Aerosol indirect effects in low LWP clouds: radiative-dynamical feedbacks

 
Poster PDF

Authors

Eugene E. Clothiaux — Pennsylvania State University
Jerry Y. Harrington — Pennsylvania State University
Jonathan Leonard Petters — Pennsylvania State University

Category

Aerosol-Cloud-Radiation Interactions

Description

We compute cloud radiative heating through static plane-parallel adiabatic cloud layers, finding that integrated longwave radiative cooling and shortwave radiative heating are sensitive to LWP and droplet concentration Nd when LWP < 20 g m^-2. We examine feedbacks between radiative heating and dynamics within low-level low liquid water path (LWP) stratocumulus via large-eddy simulation (LES). We ran six hour nocturnal simulations and sixteen hour simulations of the diurnal cycle for the droplet concentrations of 50, 200, and 1000 cm^-3. Our simulations suggest that for low-level low LWP clouds, increasing droplet concentration leads to decreases in LWP and possible dissipation. Initial entrainment drying leads to more cloud breaks and lower LWPs when droplet concentration is high. Consequently, integrated radiative cooling is lessened for higher droplet concentrations in our nocturnal simulations. During the simulations, entrainment drying suppresses cloud growth when the droplet concentration is high (Nd = 1000 cm^-3) but is not strong enough to counteract cloud growth when the droplet concentration is low (Nd = 50 cm^-3).
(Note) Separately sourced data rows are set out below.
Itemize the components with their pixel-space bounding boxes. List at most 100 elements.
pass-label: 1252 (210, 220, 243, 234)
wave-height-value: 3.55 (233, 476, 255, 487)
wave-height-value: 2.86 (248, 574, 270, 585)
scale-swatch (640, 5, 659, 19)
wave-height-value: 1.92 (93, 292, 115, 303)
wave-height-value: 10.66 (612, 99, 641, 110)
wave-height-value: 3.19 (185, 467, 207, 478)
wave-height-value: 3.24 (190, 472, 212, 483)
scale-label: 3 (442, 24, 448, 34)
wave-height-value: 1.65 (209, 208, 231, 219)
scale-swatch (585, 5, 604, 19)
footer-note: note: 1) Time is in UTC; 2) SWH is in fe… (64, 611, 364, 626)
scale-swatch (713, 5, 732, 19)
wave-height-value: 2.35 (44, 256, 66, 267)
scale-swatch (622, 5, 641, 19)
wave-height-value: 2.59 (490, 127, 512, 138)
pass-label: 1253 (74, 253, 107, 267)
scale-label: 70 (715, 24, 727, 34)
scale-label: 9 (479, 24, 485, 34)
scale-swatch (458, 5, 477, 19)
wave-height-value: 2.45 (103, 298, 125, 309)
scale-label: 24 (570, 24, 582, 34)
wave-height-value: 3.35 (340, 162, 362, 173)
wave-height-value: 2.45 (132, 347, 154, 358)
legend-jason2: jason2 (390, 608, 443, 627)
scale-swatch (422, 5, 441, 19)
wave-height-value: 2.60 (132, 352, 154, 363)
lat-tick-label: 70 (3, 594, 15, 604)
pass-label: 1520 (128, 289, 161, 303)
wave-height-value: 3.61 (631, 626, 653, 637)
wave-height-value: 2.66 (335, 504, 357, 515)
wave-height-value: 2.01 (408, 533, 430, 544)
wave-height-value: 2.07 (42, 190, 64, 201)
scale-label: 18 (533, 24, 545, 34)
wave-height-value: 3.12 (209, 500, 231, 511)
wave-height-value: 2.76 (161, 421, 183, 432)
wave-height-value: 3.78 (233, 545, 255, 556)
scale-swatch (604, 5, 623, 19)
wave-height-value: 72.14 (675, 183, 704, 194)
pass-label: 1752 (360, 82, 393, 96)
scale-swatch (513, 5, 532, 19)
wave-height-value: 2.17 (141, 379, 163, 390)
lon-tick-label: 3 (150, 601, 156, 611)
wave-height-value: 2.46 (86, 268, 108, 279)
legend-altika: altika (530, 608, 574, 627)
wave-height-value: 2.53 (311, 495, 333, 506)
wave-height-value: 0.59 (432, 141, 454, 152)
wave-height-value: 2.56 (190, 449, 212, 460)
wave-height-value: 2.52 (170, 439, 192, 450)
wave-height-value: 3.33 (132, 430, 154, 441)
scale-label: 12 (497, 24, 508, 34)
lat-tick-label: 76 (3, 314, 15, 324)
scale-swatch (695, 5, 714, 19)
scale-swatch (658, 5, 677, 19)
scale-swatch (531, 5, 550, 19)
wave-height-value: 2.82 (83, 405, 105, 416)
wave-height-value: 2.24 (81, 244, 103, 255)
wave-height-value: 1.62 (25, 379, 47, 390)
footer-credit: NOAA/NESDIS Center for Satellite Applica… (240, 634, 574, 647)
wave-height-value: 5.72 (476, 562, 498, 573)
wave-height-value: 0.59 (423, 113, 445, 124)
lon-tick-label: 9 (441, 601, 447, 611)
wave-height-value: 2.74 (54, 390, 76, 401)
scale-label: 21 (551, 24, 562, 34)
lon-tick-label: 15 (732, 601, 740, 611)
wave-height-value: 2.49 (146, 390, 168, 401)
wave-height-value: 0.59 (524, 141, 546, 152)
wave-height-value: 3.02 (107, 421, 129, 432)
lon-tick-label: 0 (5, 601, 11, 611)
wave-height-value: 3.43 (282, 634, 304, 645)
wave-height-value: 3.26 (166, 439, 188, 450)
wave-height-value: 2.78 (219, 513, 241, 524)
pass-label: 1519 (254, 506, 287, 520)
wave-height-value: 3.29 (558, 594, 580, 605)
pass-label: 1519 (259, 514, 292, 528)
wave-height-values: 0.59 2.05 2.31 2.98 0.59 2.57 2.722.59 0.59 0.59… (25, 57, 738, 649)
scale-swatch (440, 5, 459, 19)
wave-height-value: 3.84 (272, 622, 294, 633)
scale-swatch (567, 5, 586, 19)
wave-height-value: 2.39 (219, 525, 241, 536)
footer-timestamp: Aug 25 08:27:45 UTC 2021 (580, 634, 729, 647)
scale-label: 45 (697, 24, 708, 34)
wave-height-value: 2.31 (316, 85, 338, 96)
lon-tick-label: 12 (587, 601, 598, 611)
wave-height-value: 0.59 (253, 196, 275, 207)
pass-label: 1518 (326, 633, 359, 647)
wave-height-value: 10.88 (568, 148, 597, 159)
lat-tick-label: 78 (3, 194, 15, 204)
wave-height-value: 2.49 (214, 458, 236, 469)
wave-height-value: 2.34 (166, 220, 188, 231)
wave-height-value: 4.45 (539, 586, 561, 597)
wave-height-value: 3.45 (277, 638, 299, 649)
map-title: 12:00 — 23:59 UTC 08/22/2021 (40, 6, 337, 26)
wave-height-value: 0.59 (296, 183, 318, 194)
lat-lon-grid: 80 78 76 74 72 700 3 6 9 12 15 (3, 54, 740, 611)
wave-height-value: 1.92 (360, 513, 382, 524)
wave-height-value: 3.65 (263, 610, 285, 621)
In our simulations of the diurnal cycle, integrated shortwave warming results in decreases in LWP and cloud fraction lowering. Consequently, radiative cooling decreases and circulations weaken, and LWP decreases further owing to the shortwave heating, creating a negative feedback loop. For Nd = 200 and 1000 cm^-3, integrated longwave cooling is reduced enough during the morning hours such that the cloud layer cannot be maintained against shortwave warming, and the cloud layer dissipates entirely. In contrast, for Nd = 50 cm^-3 the cloud layer is maintained throughout the day.